The Coalition Government took an important step towards realising its target to double the number of those out of work by removing the bureaucratic red tape of having to pay redundancy money to public sector employees.
Deputy Prime Minister Nick Clegg announced to the House of Commons that "paying someone not to work is a 20th century conceit. While the private sector has, wherever possible, successfully managed to remove such outmoded golden goodbye payments, the public sector yet again has dragged its heels and refused to more with the times".

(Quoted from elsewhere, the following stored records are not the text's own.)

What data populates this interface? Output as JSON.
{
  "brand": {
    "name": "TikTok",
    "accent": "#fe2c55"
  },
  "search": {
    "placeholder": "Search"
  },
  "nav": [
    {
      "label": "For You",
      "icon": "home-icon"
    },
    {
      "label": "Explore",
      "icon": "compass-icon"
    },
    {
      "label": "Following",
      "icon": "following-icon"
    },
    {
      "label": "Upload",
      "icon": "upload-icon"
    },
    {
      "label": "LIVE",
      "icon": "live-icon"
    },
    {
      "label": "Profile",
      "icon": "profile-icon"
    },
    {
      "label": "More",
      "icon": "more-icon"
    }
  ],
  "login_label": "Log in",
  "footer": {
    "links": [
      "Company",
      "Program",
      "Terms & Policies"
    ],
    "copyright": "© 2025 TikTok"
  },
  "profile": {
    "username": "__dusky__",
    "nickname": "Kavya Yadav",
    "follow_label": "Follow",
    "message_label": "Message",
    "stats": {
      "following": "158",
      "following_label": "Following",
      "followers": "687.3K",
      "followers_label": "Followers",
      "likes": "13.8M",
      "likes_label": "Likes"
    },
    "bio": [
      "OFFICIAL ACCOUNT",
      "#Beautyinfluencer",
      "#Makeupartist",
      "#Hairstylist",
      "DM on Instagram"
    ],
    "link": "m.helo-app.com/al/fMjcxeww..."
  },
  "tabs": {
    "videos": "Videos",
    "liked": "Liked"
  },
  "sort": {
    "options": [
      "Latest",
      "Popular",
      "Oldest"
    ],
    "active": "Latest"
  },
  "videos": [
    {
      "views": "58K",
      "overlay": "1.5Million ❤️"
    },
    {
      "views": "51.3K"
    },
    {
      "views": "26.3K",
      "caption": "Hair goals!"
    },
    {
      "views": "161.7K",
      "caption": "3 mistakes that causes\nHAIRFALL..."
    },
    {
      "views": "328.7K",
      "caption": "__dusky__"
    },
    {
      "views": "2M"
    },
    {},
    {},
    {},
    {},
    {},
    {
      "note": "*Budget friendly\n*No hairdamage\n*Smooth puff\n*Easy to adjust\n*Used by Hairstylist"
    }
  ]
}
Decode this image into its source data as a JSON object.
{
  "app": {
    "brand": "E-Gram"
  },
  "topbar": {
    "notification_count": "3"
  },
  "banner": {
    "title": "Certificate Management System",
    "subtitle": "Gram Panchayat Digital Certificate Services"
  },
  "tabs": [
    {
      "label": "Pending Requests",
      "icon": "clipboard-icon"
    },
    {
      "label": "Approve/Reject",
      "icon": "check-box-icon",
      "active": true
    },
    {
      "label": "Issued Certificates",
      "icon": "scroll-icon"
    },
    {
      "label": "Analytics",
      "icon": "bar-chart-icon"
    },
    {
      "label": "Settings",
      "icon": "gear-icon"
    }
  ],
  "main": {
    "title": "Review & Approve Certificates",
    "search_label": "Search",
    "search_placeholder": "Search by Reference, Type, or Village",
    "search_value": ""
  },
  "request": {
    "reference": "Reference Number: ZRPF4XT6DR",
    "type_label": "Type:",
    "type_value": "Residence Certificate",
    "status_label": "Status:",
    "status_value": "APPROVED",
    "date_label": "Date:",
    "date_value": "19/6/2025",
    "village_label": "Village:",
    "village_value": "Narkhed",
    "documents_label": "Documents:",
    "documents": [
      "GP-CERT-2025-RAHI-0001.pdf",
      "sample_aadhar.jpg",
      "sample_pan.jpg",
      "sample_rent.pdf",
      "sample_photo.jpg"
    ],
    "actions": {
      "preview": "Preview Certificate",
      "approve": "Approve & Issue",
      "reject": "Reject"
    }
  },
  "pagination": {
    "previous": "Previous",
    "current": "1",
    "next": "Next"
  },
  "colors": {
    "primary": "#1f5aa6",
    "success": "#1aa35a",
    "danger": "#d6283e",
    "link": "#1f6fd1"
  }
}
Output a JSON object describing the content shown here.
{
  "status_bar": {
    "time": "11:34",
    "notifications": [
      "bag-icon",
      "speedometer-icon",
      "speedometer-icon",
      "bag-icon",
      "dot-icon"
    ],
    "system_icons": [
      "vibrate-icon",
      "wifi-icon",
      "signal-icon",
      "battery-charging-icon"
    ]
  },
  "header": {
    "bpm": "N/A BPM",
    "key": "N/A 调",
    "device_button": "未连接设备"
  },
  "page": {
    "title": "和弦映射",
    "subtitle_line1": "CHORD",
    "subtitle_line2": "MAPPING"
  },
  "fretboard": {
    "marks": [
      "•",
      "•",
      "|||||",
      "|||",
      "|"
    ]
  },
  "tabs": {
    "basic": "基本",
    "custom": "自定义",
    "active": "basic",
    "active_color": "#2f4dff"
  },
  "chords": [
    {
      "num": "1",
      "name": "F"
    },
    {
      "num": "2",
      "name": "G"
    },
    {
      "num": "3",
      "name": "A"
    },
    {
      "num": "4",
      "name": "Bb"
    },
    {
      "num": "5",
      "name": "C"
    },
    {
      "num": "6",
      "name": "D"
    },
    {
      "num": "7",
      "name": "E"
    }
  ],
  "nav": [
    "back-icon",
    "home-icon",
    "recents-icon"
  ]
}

Chancellor of the Exchequer, George Osbourne, took time from sneering and rubbing his legs to tell reporters that he was especially glad that so many women would soon be out of work; "as you will know while over 50% of the public sector are women it will be far easier to get rid of the part timers and women make up well over 80% of them. The taxpayer will make good savings no longer having to prop up these bean counters and paperclip monitors and an additional benefit should be that the average taxpayers home will be 20% cleaner, with a 5% increase in home baking forecast too."
Some left wing economists have dared question the coalition proposals and claim that more people out of work might lead to the state having to pay these job shy dole queue good for nothings some sort of allowances but fortunately Treasury officials have placated such worries by pushing Danny Alexander out of the front door with a sign tied around his neck saying 'market forces'.